After sampling fish in the Grand Canyon, the researchers said levels of mercury and selenium regularly exceeded risk thresholds for fish and wildlife.
“Managing exposure risks in the Grand Canyon will be a challenge, because sources and transport mechanisms of mercury and selenium extend far beyond Grand Canyon boundaries,” said Dr. David Walters, USGS research ecologist and lead author of the study, explaining that, in the modern world, nearly every place is vulnerable to long-range transport and bioaccumulation of contaminants.
Studies like this continue to educate the public and highlight the threats that face the park and its resources,” said Grand Canyon National Park chief David Uberuaga.
The study examined food webs at six sites along nearly 250 miles of the Colorado River downstream from Glen Canyon Dam within Glen Canyon National Recreation Area and Grand Canyon National Park in the summer of 2008. The researchers found that mercury and selenium concentrations in minnows and invertebrates exceeded dietary fish and wildlife toxicity thresholds.
Although the number of samples was relatively low, mercury levels in rainbow trout, the most common species harvested by anglers in the study area, were below the EPA threshold that would trigger advisories for human consumption.
The researchers explained their findings in a news release:
“The good news is that concentrations of mercury in rainbow trout were very low in the popular Glen Canyon sport fishery, and all of the large rainbow trout analyzed from the Grand Canyon were also well below the risk thresholds for humans,” said Dr. Ted Kennedy, USGS researcher and co-author of the study.
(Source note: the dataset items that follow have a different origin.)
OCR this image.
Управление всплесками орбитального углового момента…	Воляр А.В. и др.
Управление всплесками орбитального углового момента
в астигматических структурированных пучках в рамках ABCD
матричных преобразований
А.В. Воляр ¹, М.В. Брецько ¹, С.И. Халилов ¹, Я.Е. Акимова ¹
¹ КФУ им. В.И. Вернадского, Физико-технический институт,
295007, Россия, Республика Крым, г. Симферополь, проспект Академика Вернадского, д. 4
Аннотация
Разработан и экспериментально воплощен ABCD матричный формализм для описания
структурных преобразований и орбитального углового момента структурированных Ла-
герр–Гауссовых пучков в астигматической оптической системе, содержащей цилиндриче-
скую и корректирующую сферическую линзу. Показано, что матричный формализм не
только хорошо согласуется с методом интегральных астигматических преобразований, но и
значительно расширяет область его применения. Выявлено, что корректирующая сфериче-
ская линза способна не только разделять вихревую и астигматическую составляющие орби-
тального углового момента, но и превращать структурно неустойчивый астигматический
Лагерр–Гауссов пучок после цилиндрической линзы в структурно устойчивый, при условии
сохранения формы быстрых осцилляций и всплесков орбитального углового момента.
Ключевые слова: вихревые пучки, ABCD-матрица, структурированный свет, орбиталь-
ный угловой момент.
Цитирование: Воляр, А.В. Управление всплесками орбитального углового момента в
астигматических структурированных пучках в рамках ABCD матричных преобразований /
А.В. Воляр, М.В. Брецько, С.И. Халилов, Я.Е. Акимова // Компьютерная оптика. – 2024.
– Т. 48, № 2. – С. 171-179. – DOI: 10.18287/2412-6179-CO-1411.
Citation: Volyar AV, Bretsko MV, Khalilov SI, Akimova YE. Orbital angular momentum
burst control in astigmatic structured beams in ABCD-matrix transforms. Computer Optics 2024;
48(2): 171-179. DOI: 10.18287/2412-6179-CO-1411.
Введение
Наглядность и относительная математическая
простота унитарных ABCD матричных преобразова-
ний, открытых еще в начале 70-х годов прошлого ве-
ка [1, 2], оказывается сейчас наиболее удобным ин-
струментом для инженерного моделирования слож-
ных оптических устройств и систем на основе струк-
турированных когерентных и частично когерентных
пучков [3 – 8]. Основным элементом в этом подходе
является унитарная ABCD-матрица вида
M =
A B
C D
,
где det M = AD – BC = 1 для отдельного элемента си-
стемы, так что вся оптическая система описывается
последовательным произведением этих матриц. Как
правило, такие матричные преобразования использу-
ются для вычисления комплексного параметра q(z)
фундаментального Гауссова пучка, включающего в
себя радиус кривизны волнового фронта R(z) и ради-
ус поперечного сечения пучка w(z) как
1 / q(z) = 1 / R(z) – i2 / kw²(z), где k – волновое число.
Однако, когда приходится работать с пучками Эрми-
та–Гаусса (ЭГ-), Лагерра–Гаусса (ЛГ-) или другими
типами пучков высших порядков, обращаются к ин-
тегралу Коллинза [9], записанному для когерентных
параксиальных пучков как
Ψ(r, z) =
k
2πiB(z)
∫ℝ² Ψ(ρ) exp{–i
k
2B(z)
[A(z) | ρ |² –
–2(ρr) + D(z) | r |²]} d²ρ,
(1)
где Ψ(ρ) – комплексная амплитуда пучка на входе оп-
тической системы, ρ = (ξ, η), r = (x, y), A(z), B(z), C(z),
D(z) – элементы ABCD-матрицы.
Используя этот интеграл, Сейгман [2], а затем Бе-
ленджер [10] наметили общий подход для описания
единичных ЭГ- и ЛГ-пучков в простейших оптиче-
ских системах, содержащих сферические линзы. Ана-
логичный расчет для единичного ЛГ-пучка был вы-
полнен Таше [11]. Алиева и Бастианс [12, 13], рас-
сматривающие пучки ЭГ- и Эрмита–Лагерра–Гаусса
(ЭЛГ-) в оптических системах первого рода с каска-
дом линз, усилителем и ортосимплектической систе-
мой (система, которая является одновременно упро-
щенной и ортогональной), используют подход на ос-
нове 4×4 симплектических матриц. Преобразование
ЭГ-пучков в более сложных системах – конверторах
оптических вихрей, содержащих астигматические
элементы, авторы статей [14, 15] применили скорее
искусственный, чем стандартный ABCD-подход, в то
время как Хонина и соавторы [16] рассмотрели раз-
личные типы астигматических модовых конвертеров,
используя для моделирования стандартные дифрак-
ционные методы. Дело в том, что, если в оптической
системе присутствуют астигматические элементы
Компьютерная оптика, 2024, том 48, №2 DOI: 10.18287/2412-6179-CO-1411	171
“We also found some surprising patterns of mercury in rainbow trout in the Grand Canyon. Biomagnification usually leads to large fish having higher concentrations of mercury than small fish. But we found the opposite pattern, where small, 3-inch rainbow trout in the Grand Canyon had higher concentrations than the larger rainbow trout that anglers target. This inverted pattern likely has something to do with the novel food web structure that has developed in Grand Canyon.”
Airborne transport and deposition — with much of it coming from outside the country — is most commonly identified as the mechanism for contaminant introduction to remote ecosystems, and this is a potential pathway for mercury entering the Grand Canyon food web.
Also, long-range downstream transport from upstream sources can deliver contaminants to river food webs. This is the case for selenium in this study, where irrigation of selenium-rich soils in the upper Colorado River basin contributes much of the selenium that is present in the Colorado River in Grand Canyon.
Exposure to high levels of selenium and mercury has been linked to lower reproductive success, growth, and survival of fish and wildlife. No human consumption advisories are currently in place for fish harvested from the study area. However, to assess potential risks to humans that may consume fish from Grand Canyon or Glen Canyon National Recreation Area, additional studies are planned.
Research partners in this study include the Cary Institute of Ecosystem Studies, Montana State University, and Idaho State University.